There is something comforting about the thought of chicken coops dotted throughout the Duncan area, with chickens contentedly pluck, pluck, plucking their way through the day, with the occasional “screech,” which I have always associated with the laying of an egg.

We had chickens on our acreage in Cobble Hill a few years ago — brown ones, although I don’t know what breed they were.

We didn’t get them for their eggs; we were hoping to acclimatize one of our horses who insisted hens were demon lizard monsters from another planet and would get all puffed up and snorting with his eyes bugged out!

The acclimatizing effort seemed to have worked and we returned the chickens to their original home.

I didn’t really miss the little ladies, who had spent their afternoons gossiping among themselves as they scratched for bugs in and around the vegetable garden.

Freshly sprouted seedlings are apparently very tasty to chickens.

This led me to keeping a stash of little rocks on the sundeck to use to shoo the girls away.

Didn’t work for long as they always returned when they saw me go back into the house.

One day I fired a rock with surprising accuracy and bonged one of the hens square on the head. It dropped on the spot.

Boy, I thought, am I ever in trouble! What was I going to tell my wife?

Happily, the hen was only dazed; she got up grumbling and complaining to her lady friends about the idiot with the rocks.

If they were laying eggs, I had no idea where that was because we only provided a temporary shelter to keep them somewhat protected overnight.

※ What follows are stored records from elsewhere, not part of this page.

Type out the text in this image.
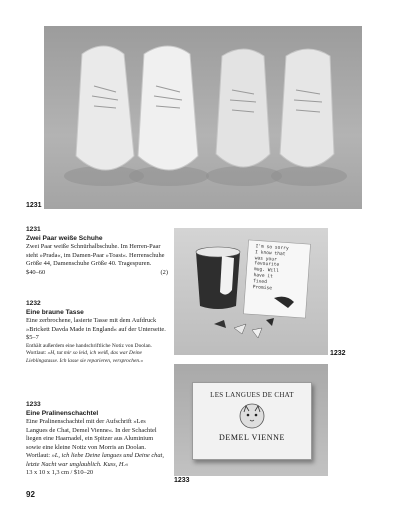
1231

1231

Zwei Paar weiße Schuhe

Zwei Paar weiße Schnürhalbschuhe. Im Herren-Paar steht »Prada«, im Damen-Paar »Toast«. Herrenschuhe Größe 44, Damenschuhe Größe 40. Tragespuren.

$40–60	(2)

1232

Eine braune Tasse

Eine zerbrochene, lasierte Tasse mit dem Aufdruck »Brickett Davda Made in England« auf der Unterseite.

$5–7

Enthält außerdem eine handschriftliche Notiz von Doolan. Wortlaut: »H, tut mir so leid, ich weiß, das war Deine Lieblingstasse. Ich lasse sie reparieren, versprochen.«

1233

Eine Pralinenschachtel

Eine Pralinenschachtel mit der Aufschrift »Les Langues de Chat, Demel Vienne«. In der Schachtel liegen eine Haarnadel, ein Spitzer aus Aluminium sowie eine kleine Notiz von Morris an Doolan. Wortlaut: »L, ich liebe Deine langues und Deine chat, letzte Nacht war unglaublich. Kuss, H.«

13 x 10 x 1,3 cm / $10–20

I'm so sorry
I know that
was your
favourite
mug. Will
have it
fixed
Promise
1232
LES LANGUES DE CHAT
DEMEL VIENNE
1233
92
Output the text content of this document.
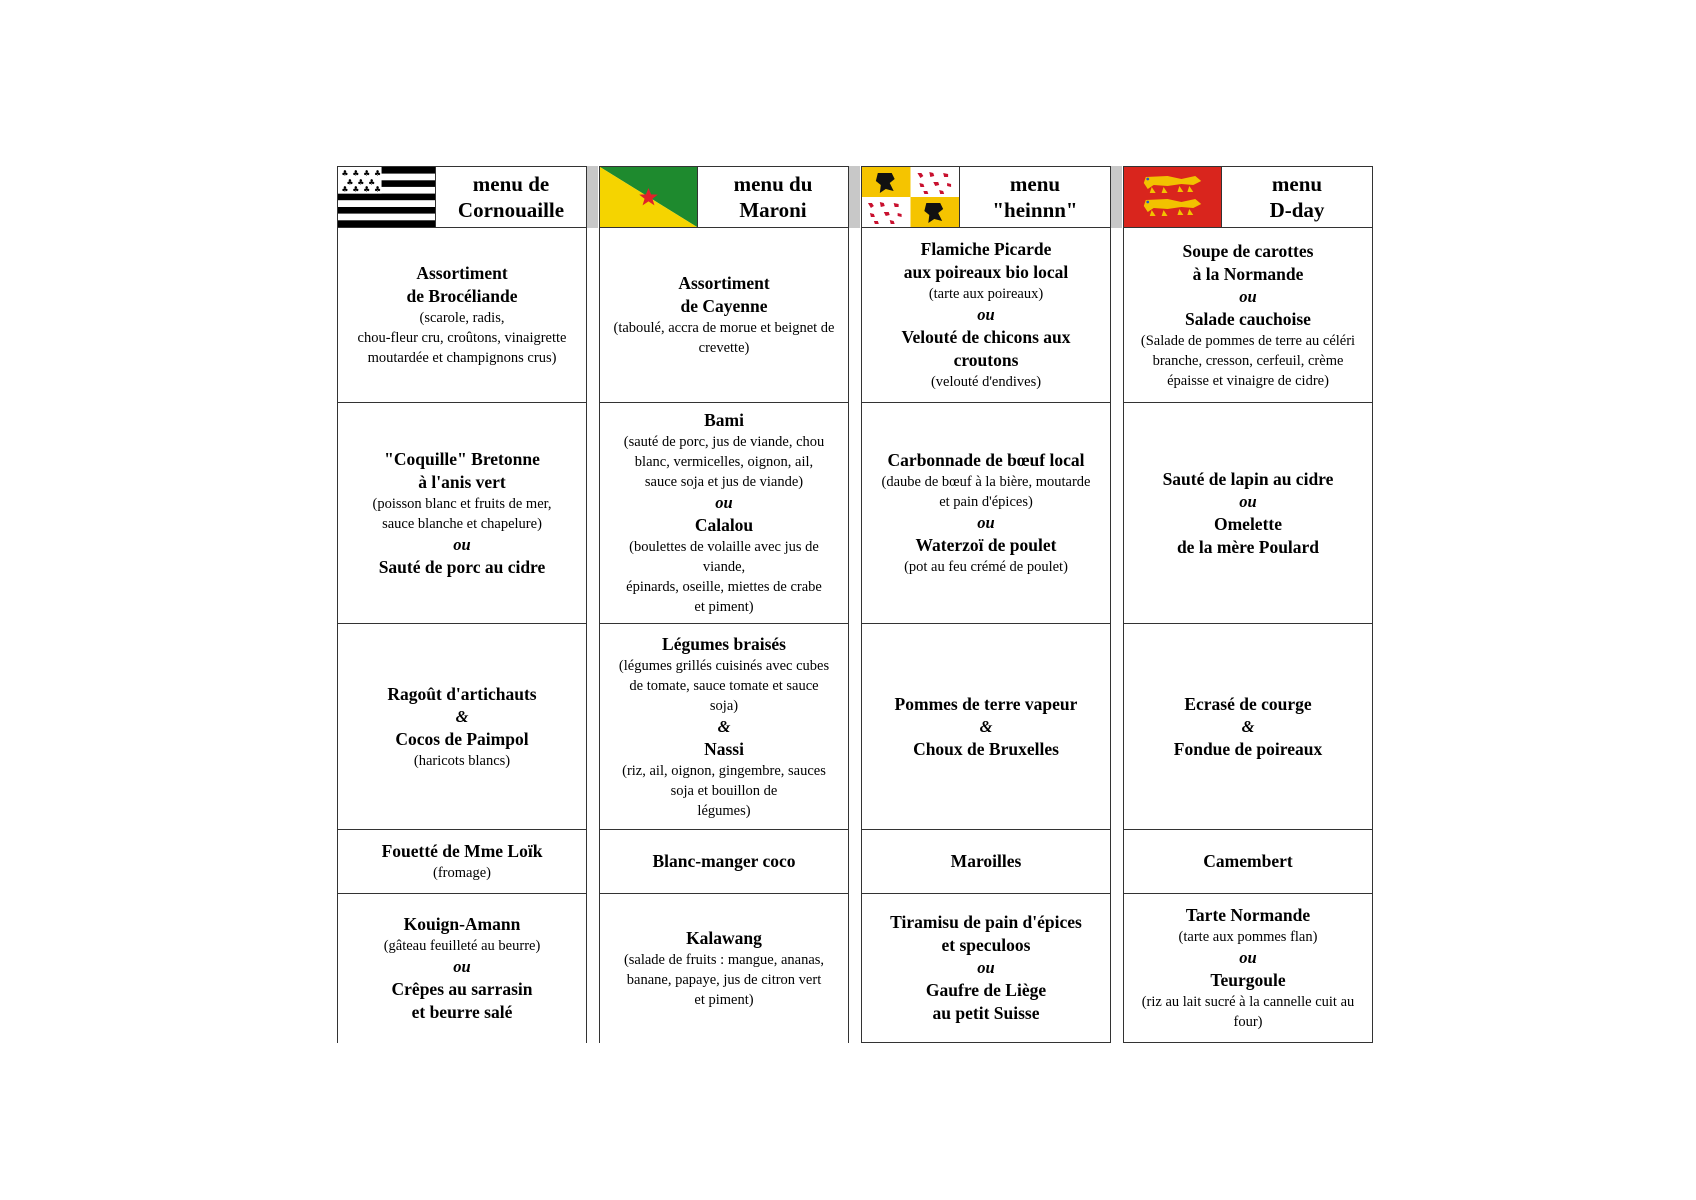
♣ ♣ ♣ ♣
♣ ♣ ♣
♣ ♣ ♣ ♣	menu de
Cornouaille
Assortiment
de Brocéliande
(scarole, radis,
chou-fleur cru, croûtons, vinaigrette
moutardée et champignons crus)
"Coquille" Bretonne
à l'anis vert
(poisson blanc et fruits de mer,
sauce blanche et chapelure)
ou
Sauté de porc au cidre
Ragoût d'artichauts
&
Cocos de Paimpol
(haricots blancs)
Fouetté de Mme Loïk
(fromage)
Kouign-Amann
(gâteau feuilleté au beurre)
ou
Crêpes au sarrasin
et beurre salé
menu du
Maroni
Assortiment
de Cayenne
(taboulé, accra de morue et beignet de
crevette)
Bami
(sauté de porc, jus de viande, chou
blanc, vermicelles, oignon, ail,
sauce soja et jus de viande)
ou
Calalou
(boulettes de volaille avec jus de
viande,
épinards, oseille, miettes de crabe
et piment)
Légumes braisés
(légumes grillés cuisinés avec cubes
de tomate, sauce tomate et sauce
soja)
&
Nassi
(riz, ail, oignon, gingembre, sauces
soja et bouillon de
légumes)
Blanc-manger coco
Kalawang
(salade de fruits : mangue, ananas,
banane, papaye, jus de citron vert
et piment)
menu
"heinnn"
Flamiche Picarde
aux poireaux bio local
(tarte aux poireaux)
ou
Velouté de chicons aux
croutons
(velouté d'endives)
Carbonnade de bœuf local
(daube de bœuf à la bière, moutarde
et pain d'épices)
ou
Waterzoï de poulet
(pot au feu crémé de poulet)
Pommes de terre vapeur
&
Choux de Bruxelles
Maroilles
Tiramisu de pain d'épices
et speculoos
ou
Gaufre de Liège
au petit Suisse
menu
D-day
Soupe de carottes
à la Normande
ou
Salade cauchoise
(Salade de pommes de terre au céléri
branche, cresson, cerfeuil, crème
épaisse et vinaigre de cidre)
Sauté de lapin au cidre
ou
Omelette
de la mère Poulard
Ecrasé de courge
&
Fondue de poireaux
Camembert
Tarte Normande
(tarte aux pommes flan)
ou
Teurgoule
(riz au lait sucré à la cannelle cuit au
four)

They were going home soon enough, so elaborate fencing and coops didn’t seem justified.

With this limited experience I can see the sense of the rather detailed rules Duncan’s new chicken bylaw lays out.

A secure coop makes absolute sense because, as I understand it, rats will get in and steal the eggs if they get a chance.

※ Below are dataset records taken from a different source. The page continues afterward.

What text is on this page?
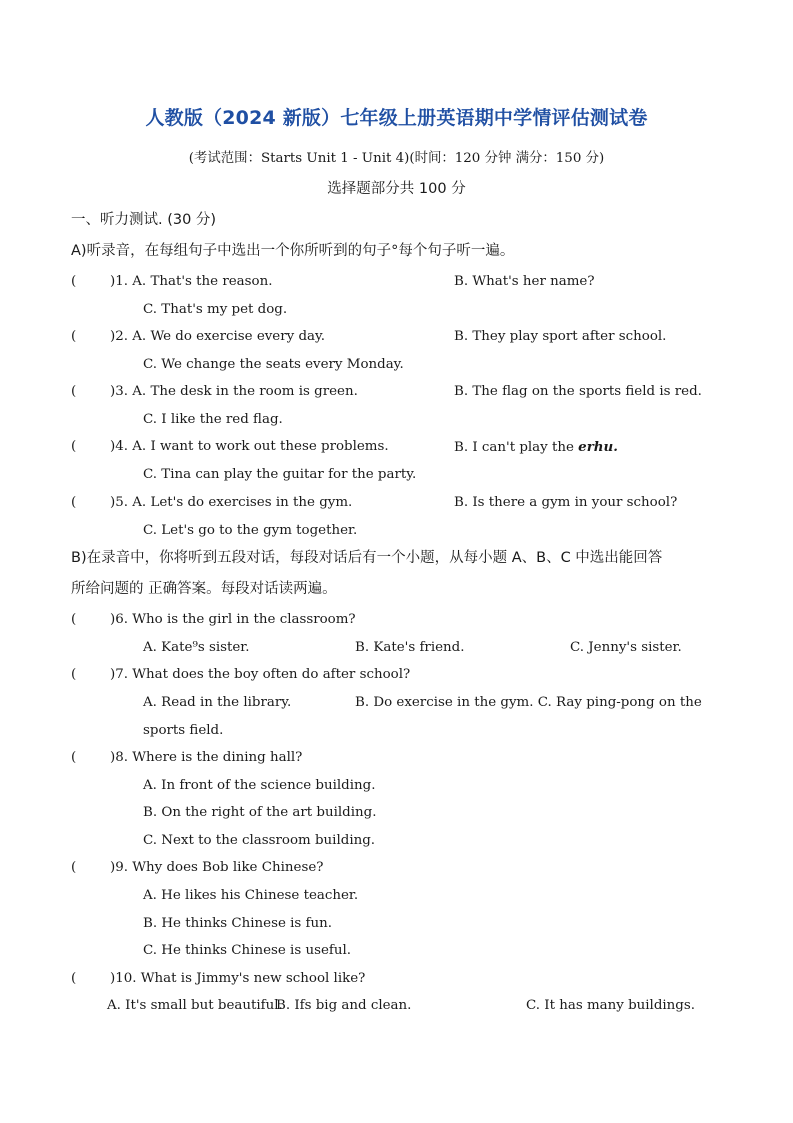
人教版（2024 新版）七年级上册英语期中学情评估测试卷
(考试范围：Starts Unit 1 - Unit 4)(时间：120 分钟 满分：150 分)
选择题部分共 100 分
一、听力测试. (30 分)
A)听录音，在每组句子中选出一个你所听到的句子°每个句子听一遍。
(	)1. A. That's the reason.	B. What's her name?
C. That's my pet dog.
(	)2. A. We do exercise every day.	B. They play sport after school.
C. We change the seats every Monday.
(	)3. A. The desk in the room is green.	B. The flag on the sports field is red.
C. I like the red flag.
(	)4. A. I want to work out these problems.	B. I can't play the erhu.
C. Tina can play the guitar for the party.
(	)5. A. Let's do exercises in the gym.	B. Is there a gym in your school?
C. Let's go to the gym together.
B)在录音中，你将听到五段对话，每段对话后有一个小题，从每小题 A、B、C 中选出能回答
所给问题的 正确答案。每段对话读两遍。
(	)6. Who is the girl in the classroom?
A. Kate⁹s sister.	B. Kate's friend.	C. Jenny's sister.
(	)7. What does the boy often do after school?
A. Read in the library.	B. Do exercise in the gym. C. Ray ping-pong on the
sports field.
(	)8. Where is the dining hall?
A. In front of the science building.
B. On the right of the art building.
C. Next to the classroom building.
(	)9. Why does Bob like Chinese?
A. He likes his Chinese teacher.
B. He thinks Chinese is fun.
C. He thinks Chinese is useful.
(	)10. What is Jimmy's new school like?
A. It's small but beautiful.
B. Ifs big and clean.	C. It has many buildings.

More importantly, from a neighbour relations point of view, keeping those hens in your own backyard must also be deemed essential.

A hen picking and scratching for food can do a rather thorough job of weeding a flower bed, or vegetable garden, to the point of altering the design that the human owners had intended.

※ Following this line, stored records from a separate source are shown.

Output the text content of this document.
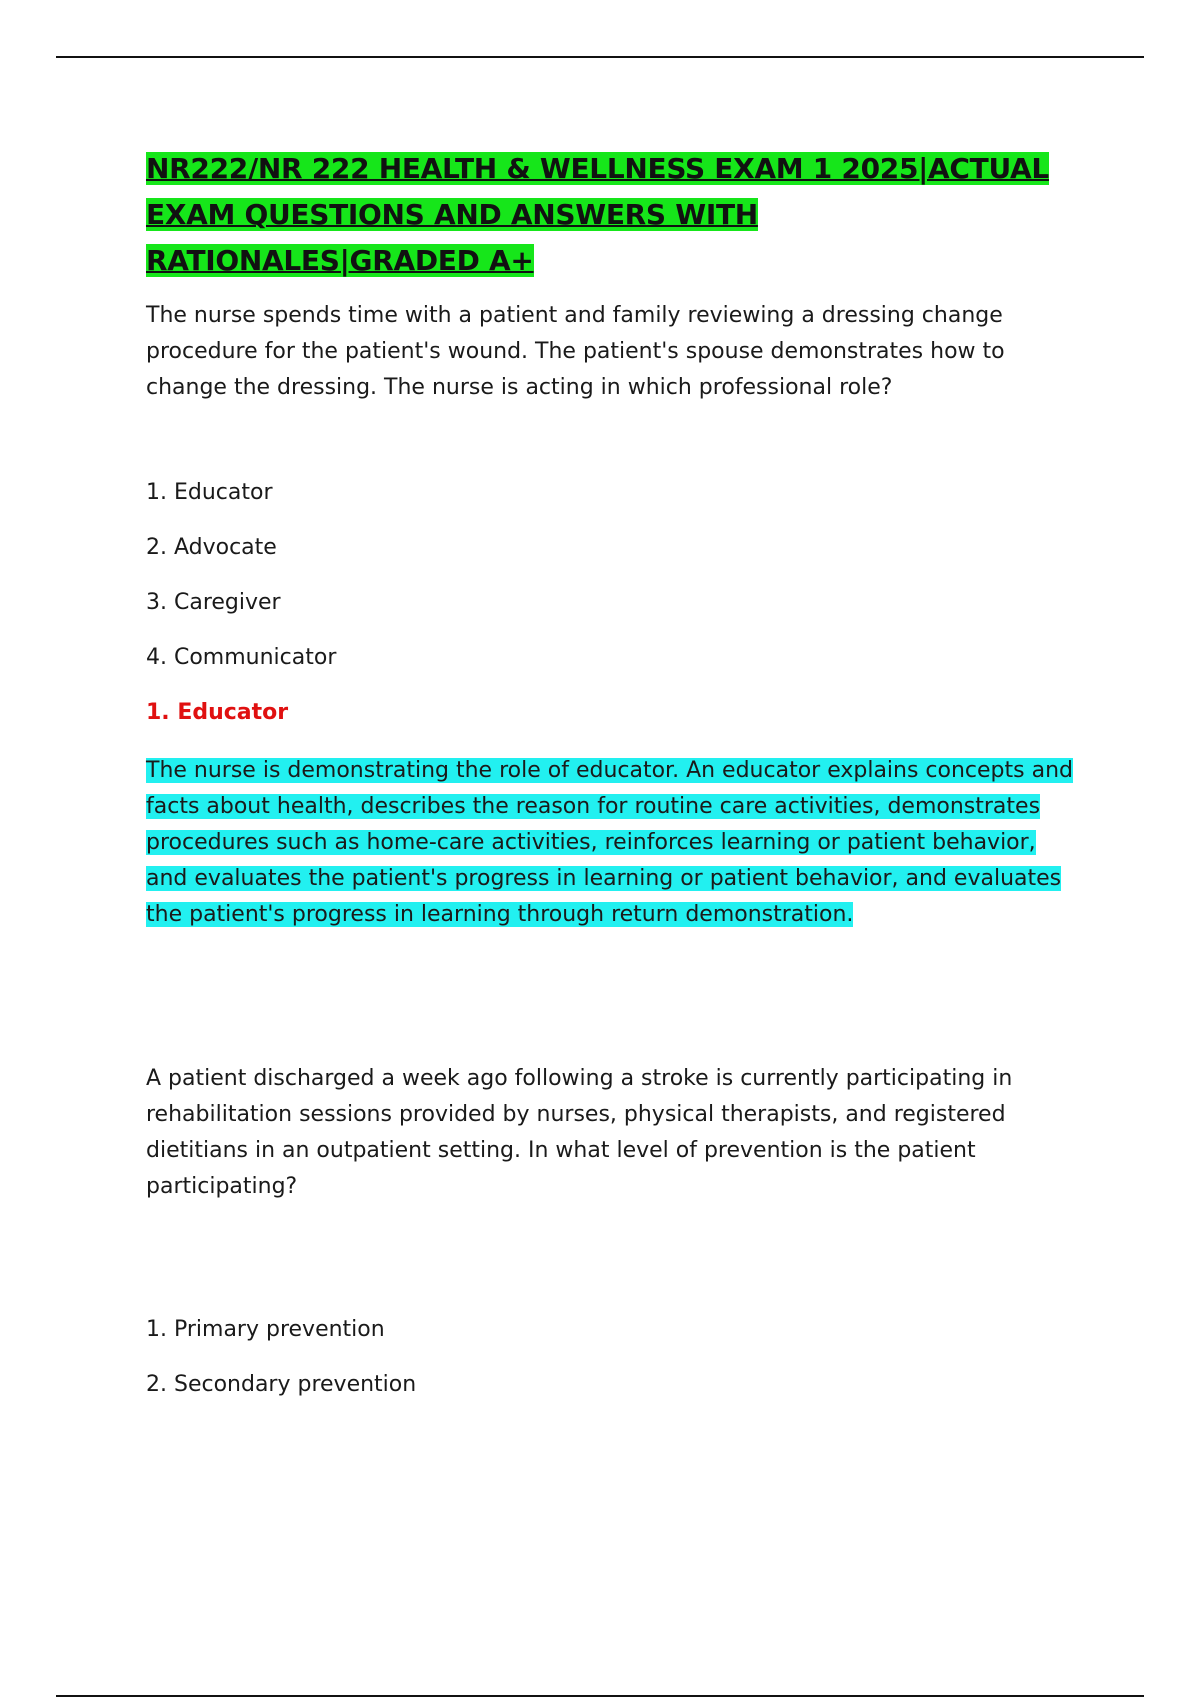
NR222/NR 222 HEALTH & WELLNESS EXAM 1 2025|ACTUAL EXAM QUESTIONS AND ANSWERS WITH RATIONALES|GRADED A+

The nurse spends time with a patient and family reviewing a dressing change procedure for the patient's wound. The patient's spouse demonstrates how to change the dressing. The nurse is acting in which professional role?

1. Educator
2. Advocate
3. Caregiver
4. Communicator

1. Educator

The nurse is demonstrating the role of educator. An educator explains concepts and facts about health, describes the reason for routine care activities, demonstrates procedures such as home-care activities, reinforces learning or patient behavior, and evaluates the patient's progress in learning or patient behavior, and evaluates the patient's progress in learning through return demonstration.

A patient discharged a week ago following a stroke is currently participating in rehabilitation sessions provided by nurses, physical therapists, and registered dietitians in an outpatient setting. In what level of prevention is the patient participating?

1. Primary prevention
2. Secondary prevention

So, let’s see; the new rules require a secure coop and a secure run — both being somewhat costly to provide. And, you have to purchase feed, and keep the coop and run clean and free of smell.

Seems like a lot of work when we have so many small farms in the valley offering clean and organic eggs.

Maybe Duncan resident Alycejoy Blom was on to something when she insisted: “Support local farmers and pay $2.50 or $3 for a dozen eggs.”